OSHA Extends Comment Period, but Does Not Delay Emergency Temporary Standard
After receiving numerous comments requesting the action, the Occupational Safety and Health Administration (OSHA) extended the comment period for its COVID-19 healthcare emergency temporary standard (ETS) to Aug. 20.
“OSHA is extending the comment period by 30 days to allow stakeholders additional time to review the ETS and collect information and data necessary for comment,” the agency announced.1 However, as of press time, OSHA had not granted multiple requests to delay the ETS for six months.
Comments can be submitted electronically for Docket No. OSHA-2020-0004 via the Federal eRulemaking Portal at www.regulations.gov. Follow the online instructions.
OSHA’s ETS to protect healthcare workers from COVID-19 became effective upon publication in the Federal Register on June 21.2 Employers must comply with most provisions within 14 days, but can take up to 30 days for requirements involving physical barriers, ventilation, and training. The ETS is in effect for six months, and OSHA requested comments on whether it should become a final rule after that period.
The American Hospital Association (AHA), representing about 5,000 facilities, requested the six-month delay, saying “changes in hospital policies and procedures are not simply a matter of changing words on paper; they require careful analysis and planning, the acquisition of needed materials and tools, and the retraining of personnel. For organizations that are already busy caring for their communities’ ill and injured, it will take time to accomplish all of these required changes.”2
The AHA cited ETS requirements that could increase risk, including barrier requirements that could impede airflow.

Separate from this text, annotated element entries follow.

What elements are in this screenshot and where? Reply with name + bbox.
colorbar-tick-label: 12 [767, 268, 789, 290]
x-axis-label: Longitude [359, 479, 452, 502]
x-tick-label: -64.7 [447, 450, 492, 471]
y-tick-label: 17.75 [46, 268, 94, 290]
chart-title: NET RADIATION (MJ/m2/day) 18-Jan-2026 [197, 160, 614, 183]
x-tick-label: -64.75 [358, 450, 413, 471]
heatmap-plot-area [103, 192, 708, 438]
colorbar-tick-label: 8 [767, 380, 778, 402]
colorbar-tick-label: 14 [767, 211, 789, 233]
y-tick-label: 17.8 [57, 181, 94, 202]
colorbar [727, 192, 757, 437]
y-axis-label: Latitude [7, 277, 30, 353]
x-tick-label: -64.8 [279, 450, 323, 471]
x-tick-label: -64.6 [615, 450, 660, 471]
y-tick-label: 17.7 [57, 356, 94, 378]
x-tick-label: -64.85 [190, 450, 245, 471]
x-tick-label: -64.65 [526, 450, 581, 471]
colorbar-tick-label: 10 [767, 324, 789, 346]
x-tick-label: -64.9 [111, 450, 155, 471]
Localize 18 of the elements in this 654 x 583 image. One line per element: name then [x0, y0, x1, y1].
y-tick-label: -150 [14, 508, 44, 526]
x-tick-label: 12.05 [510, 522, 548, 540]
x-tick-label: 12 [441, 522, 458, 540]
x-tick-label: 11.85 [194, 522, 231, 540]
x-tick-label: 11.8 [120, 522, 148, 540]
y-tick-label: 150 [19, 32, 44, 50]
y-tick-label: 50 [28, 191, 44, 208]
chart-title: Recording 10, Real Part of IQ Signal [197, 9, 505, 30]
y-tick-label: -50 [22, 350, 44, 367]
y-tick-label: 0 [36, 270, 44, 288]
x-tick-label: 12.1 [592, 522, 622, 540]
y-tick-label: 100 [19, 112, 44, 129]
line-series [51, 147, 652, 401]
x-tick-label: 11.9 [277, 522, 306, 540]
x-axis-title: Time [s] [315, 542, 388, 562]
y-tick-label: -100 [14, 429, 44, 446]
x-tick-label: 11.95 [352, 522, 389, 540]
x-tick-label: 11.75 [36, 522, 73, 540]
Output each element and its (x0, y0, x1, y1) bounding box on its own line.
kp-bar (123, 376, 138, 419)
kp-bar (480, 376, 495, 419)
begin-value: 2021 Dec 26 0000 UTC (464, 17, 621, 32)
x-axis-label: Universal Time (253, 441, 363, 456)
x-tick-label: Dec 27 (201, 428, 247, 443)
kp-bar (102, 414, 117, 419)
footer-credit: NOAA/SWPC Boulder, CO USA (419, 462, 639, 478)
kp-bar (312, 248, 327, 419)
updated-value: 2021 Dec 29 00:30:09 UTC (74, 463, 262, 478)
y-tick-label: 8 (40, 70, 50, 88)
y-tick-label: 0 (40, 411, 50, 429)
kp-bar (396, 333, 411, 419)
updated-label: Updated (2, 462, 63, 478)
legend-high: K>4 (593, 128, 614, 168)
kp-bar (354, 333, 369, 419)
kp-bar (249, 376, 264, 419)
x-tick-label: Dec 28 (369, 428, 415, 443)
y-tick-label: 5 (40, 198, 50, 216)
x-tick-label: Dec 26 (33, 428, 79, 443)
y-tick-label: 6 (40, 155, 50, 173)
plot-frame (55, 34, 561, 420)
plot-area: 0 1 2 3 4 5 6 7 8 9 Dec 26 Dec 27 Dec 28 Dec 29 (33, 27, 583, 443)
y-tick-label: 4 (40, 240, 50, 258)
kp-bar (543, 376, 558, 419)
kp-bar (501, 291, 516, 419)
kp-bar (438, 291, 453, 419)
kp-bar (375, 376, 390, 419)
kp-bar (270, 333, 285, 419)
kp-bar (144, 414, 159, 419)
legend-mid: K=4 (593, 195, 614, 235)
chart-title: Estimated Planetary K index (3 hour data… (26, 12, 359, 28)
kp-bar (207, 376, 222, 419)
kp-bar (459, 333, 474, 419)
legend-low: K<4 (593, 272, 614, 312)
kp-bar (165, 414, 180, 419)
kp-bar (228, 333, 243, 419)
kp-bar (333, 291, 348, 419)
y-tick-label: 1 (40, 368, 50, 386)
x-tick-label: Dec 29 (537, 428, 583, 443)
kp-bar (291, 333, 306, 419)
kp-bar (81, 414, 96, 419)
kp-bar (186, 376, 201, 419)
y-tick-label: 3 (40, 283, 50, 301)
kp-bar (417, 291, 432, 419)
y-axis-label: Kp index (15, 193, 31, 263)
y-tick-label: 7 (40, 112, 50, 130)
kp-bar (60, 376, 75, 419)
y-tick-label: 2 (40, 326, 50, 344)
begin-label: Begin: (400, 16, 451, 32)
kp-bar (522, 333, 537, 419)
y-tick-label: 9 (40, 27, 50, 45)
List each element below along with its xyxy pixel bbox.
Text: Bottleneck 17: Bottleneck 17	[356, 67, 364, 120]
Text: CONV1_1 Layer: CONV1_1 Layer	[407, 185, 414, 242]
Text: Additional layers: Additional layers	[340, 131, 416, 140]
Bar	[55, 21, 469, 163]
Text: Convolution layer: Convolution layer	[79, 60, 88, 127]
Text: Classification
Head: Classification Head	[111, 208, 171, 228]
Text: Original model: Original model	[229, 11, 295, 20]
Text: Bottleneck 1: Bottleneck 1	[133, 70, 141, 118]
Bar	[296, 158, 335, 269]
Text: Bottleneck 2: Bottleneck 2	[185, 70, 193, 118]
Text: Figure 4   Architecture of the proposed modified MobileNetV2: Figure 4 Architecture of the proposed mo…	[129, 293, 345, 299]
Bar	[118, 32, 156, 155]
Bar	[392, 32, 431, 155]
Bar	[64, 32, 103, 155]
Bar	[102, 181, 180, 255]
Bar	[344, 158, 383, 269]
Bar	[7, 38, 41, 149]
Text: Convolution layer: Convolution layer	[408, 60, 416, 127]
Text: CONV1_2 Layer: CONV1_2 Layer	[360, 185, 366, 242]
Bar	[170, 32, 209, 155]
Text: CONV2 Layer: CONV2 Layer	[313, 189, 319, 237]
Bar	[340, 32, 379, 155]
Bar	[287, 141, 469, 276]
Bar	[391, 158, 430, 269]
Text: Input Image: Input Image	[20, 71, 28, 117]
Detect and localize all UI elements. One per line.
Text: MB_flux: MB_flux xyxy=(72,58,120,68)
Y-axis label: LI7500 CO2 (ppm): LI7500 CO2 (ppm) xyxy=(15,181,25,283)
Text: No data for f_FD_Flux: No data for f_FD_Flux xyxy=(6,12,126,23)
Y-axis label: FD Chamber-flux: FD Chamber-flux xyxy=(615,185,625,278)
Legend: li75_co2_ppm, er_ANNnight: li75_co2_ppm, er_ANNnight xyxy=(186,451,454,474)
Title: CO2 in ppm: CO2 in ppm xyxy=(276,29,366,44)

“Our members also are unsure how they will implement the provisions in the mini respiratory protection standard that permit employees who are not required to wear respirators to bring their own into the hospital,” the AHA stated. “Moreover, this provision will allow employers to provide respirators to employees who are not required to wear them, and without the benefit of fit testing, medical evaluation, or a written program. Many of our members have noted that these requirements, which contradict OSHA’s own PPE [personal protective equipment] and respiratory protection standards, raise huge liability exposures for the employer and put these employees at additional risk.”2
The American Health Care Association and National Center for Assisted Living (AHCA/NCAL) represent more than 14,500 nonprofit and proprietary skilled nursing facilities and skilled assisted living communities.
“Long-term care has been hit extremely hard by this pandemic and continues to confront substantial staffing challenges,” the AHCA/NCAL said. “While many of these standards are already in place in our provider’s communities, some of the new standards require a level of resources that many centers do not currently have available and will take extended time to fully implement. For example, designating a COVID-19 workplace safety coordinator is challenging for small or independent facilities with limited resources staffing-wise as well as financially due to census impacts from COVID-19.”
Designed to protect healthcare workers from COVID-19, the bulk of the ETS could be woefully out of date if mandated vaccination policies lead to immunizing virtually the entire hospital workforce against the virus.
“I hope there is an understanding that when you get people vaccinated some of these ETS requirements are not going to make sense,” says Connie Steed, MSN, RN, CIC, director of infection prevention and control at Prisma Health in Greenville, SC.
OSHA requires hospitals and other facilities under the regulation to “provide reasonable time and paid leave for vaccinations and vaccine side effects.” Beyond that, for the most part, those who are vaccinated must follow the OSHA regulations as if they were not immunized.
“I didn’t see anywhere in the standard where they say it is OK not to mask if you are vaccinated in a hospital,” Steed says. “I think people are asking the question, and what [OSHA] is saying is, ‘If you have a controlled area in the hospital where you know there is not going to be anyone with COVID — and you know everybody is vaccinated — you can take off a mask.”
Meeting those requirements without mandating staff vaccinations will be problematic. “It’s going to be hard. I think this pushes employers to require the vaccine,” Steed says, noting she is not in favor of the ETS being finalized as written currently.
While pointing out that approximately one-quarter of healthcare workers have not yet completed COVID-19 vaccination, OSHA left the door open for revisions as the pandemic continues and more people are vaccinated.
REFERENCES
- Occupational Safety and Health Administration. OSHA extends comment period for COVID-19 healthcare emergency temporary standard. July 8, 2021.
- American Hospital Association. AHA requests more time for hospitals navigating OSHA’s COVID-19 emergency temporary standards. June 29, 2021.